Monday, August 7, 2017

Theater Review—“A Midsummer Night’s Dream” in Central Park

A Midsummer Night’s Dream
Written by William Shakespeare; directed by Lear deBessonet
Performances through August 13, 2017
Delacorte Theater, Central Park, New York, NY
shakespeareinthepark.org

Annaleigh Ashford and Alex Hernandez in A Midsummer Night's Dream (photo: Joan Marcus)
A Midsummer Night’s Dream is always tricky to stage, as Shakespeare juggles several disparate subplots that almost, but not quite, mesh together. There’s the enchanted world of the fairies, the low-brow bumbling of the “mechanicals,” and the frolicking pairs of lovers from the regal Athenian court, all set loose in a magical forest. It would seem perfect for an evening in Central Park, but director Lear deBessonet has flattened everything out so that, though it all flows nicely on the surface, the play’s disturbing undercurrents are left, well, undisturbed.

The production certainly looks handsome. David Rockwell’s judicious set design visualizes Shakespeare’s “wood” with a few twisty trees, which enchantingly play off the park’s surrounding greenery. Clint Ramos’s spectacularly colorful costumes are loud in the best possible sense, and Tyler Micoleau’s adroit lighting rounds out a delightful visual trifecta. Added to that is Justin Levine’s jaunty New Orleans-jazz influenced music, with songs belted out smashingly by Marcelle Davies-Lashley, even if she’s been shoe-horned into the proceedings as the “fairy singer.”

DeBessonet capably choreographs the characters’ movement, from the nerdily comic mechanicals rehearsing their play to the royals from both Athens (Theseus and Hippolyta) and the forest (Oberon and Titania). But the director must shoulder the blame for the ridiculous idea to cast elderly performers as the fairies—Peaseblossom, Mustardseed, etc.—nonsensical even considering that Puck, who does Oberon’s bidding, is played by the ultimate stage ham Kristine Nielsen, the least puckish Robin Goodfellow since Kathryn Walker in Julie Taymor’s 2014 mess at Theater for a New Audience.

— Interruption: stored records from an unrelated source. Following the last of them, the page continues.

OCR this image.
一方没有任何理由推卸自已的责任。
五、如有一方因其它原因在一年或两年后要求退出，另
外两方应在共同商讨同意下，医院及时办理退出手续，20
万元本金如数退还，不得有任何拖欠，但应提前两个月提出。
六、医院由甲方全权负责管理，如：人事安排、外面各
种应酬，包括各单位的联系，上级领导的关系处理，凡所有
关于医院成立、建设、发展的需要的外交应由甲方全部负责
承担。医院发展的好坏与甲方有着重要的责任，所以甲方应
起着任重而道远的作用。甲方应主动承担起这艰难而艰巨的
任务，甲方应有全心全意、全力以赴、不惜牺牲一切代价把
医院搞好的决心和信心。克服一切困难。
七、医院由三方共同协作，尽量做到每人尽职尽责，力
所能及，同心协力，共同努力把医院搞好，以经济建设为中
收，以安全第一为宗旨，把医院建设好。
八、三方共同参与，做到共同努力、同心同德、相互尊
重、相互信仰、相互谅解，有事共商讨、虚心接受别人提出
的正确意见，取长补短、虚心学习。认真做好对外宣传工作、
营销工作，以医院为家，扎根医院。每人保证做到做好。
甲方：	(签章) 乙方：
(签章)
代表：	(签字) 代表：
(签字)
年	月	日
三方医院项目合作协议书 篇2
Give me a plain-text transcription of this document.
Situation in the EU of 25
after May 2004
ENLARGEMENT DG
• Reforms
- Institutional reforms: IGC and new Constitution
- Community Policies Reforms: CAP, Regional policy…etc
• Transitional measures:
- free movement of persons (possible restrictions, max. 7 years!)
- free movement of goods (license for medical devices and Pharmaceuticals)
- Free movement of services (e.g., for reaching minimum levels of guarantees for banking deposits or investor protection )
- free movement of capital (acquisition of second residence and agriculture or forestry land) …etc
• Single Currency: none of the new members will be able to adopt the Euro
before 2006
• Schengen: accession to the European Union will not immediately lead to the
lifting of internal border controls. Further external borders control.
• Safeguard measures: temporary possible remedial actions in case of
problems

Then there are the lovers, who are a well-oiled machine of athleticism and hilarity, led by Annaleigh Ashford’s Helena, a true spitfire. She might be too broad in her interpretation of the most desperate of the quartet—which includes Shalita Grant’s Hermia, Kyle Beltran’s Lysander, and Alex Hernandez’s Demetrius, each physically agile if histrionically undernourished—but the actress has a unique way of speaking her lines that seems to work for anything, from Sondheim to A.R. Gurney to Shakespeare, and her peerless physical skills allow her to get more out of a single gesture than others do by mercilessly camping it up.

The only other cast member on Ashford’s level is Danny Burstein as Nick Bottom, a part filled with immortal comic scenes. But Burstein, unlike most park performers, doesn’t completely force-feed a diet of extraneous bits to an audience all too willing to swallow them. Instead, he’s funny and poignant and realistic and fantastical simultaneously, which is what deBessonet’s Dream, despite some splendid moments, ultimately isn’t.